Алена оттолкнула от себя тарелку, встала и, то сжимая в кулак, то разжимая гибкие пальцы, прошлась по комнате из угла в угол.

В просторной горнице тетки Натальи смешались все существовавшие эпохи, и неподалеку от массивного, на кривых, рахитичных ножках стола бодливым теленком затаился вполне современный — журнальный; на стойке черного доисторического бюро ветвился тяжелый серебряный подсвечник; над столом, посреди горницы, свисала роскошная, в семь колпаков люстра; а в углу, по-над потолком бездействовали неоновые светильники…

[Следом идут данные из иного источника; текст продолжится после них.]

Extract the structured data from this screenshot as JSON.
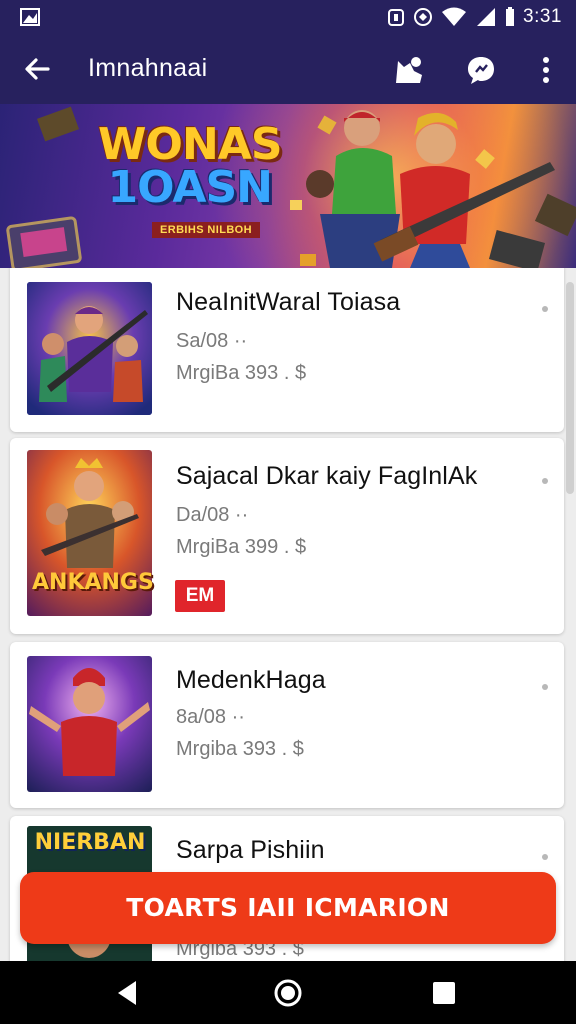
{
  "status_bar": {
    "time": "3:31",
    "icons": [
      "notification-icon",
      "alarm-icon",
      "vibrate-icon",
      "wifi-icon",
      "signal-icon",
      "battery-icon"
    ]
  },
  "app_bar": {
    "title": "Imnahnaai",
    "actions": [
      "back-icon",
      "profile-icon",
      "chat-icon",
      "more-vert-icon"
    ]
  },
  "banner": {
    "title_line1": "WONAS",
    "title_line2": "1OASN",
    "subtitle": "ERBIHS NILBOH"
  },
  "games": [
    {
      "name": "NeaInitWaral Toiasa",
      "meta1": "Sa/08 ··",
      "meta2": "MrgiBa 393 . $",
      "badge": ""
    },
    {
      "name": "Sajacal Dkar kaiy FagInlAk",
      "meta1": "Da/08 ··",
      "meta2": "MrgiBa 399 . $",
      "badge": "EM",
      "thumb_caption": "ANKANGS"
    },
    {
      "name": "MedenkHaga",
      "meta1": "8a/08 ··",
      "meta2": "Mrgiba 393 . $",
      "badge": ""
    },
    {
      "name": "Sarpa Pishiin",
      "meta1": "",
      "meta2": "Mrgiba 393 . $",
      "badge": "",
      "thumb_caption": "NIERBAN"
    }
  ],
  "cta": {
    "label": "TOARTS IAII ICMARION"
  },
  "colors": {
    "appbar": "#27215e",
    "accent": "#ee3a18",
    "badge": "#e0252b"
  },
  "nav": [
    "back-nav-icon",
    "home-nav-icon",
    "recents-nav-icon"
  ]
}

― Оставь это, мама! И забудь, — сказала Алена.

― Но если все же так, Ольга… Ты уж как-нибудь… — Анастасия Владимировна не выдержала и всхлипнула.

― Оставь! — прикрикнула на нее Алена, так что Сергей оглянулся. — Оставь, пожалуйста! Ничего вы обе не понимаете! — Изогнутые к вискам брови ее взметнулись, и она стала похожа на артистку сосновского театра Крамышеву в «Медее».

― Я не понимаю… — кивнула Анастасия Владимировна. — Да ведь сердце-то теперь ныть будет… за тебя…

Алена как-то странно засмеялась. И, скрывая от Сергея лицо, подошла к матери, обняла ее сзади за шею.

― Глупая ты у меня, разглупая!

― Болтай, болтай… — закивала Анастасия Владимировна. — Но уж если что, Ольга… Ты уж крепись… Люблю я тебя, чудачку… — сказала Алена, зарываясь лицом в материны волосы. — Ты у меня совсем ребенок еще… И знаешь, если бы ты осталась сироткой, я бы подобрала тебя и воспитывала…

― Дурочка ты… Набитая.

― Ну я пойду, — вмешался Сергей.

― Подожди. — Алена оглянулась. — Пойдем вместе. Мама, мы погуляем с Сережей…

Анастасия Владимировна кивнула.

― Только не пропадайте… Валя вернется — пойдем к Лешке.

― Мы будем в саду, — сказала Алена.

* * *

Сады в Южном никогда не приносили плодов. Но их выхаживали и любили. Кто-то первым завез на строительство рудника яблоневые саженцы, и пошло — от дома к дому. Одно дело — тайга кругом: и кедр, и сосна, и лиственница, и ель, а близ урмана смородины невпроворот. Другое дело — собственные яблоньки за домом, собственные рябины, собственная смородина и даже собственные березки в палисаднике! И случалось иногда, что крохотные ранетки успевали порозоветь к холодам. Но по весне около хозяйских домов сады каждый год бушевали неуемной белой кипенью. И вечерами, как мотыльки на огонь, тянулась к ним молодежь.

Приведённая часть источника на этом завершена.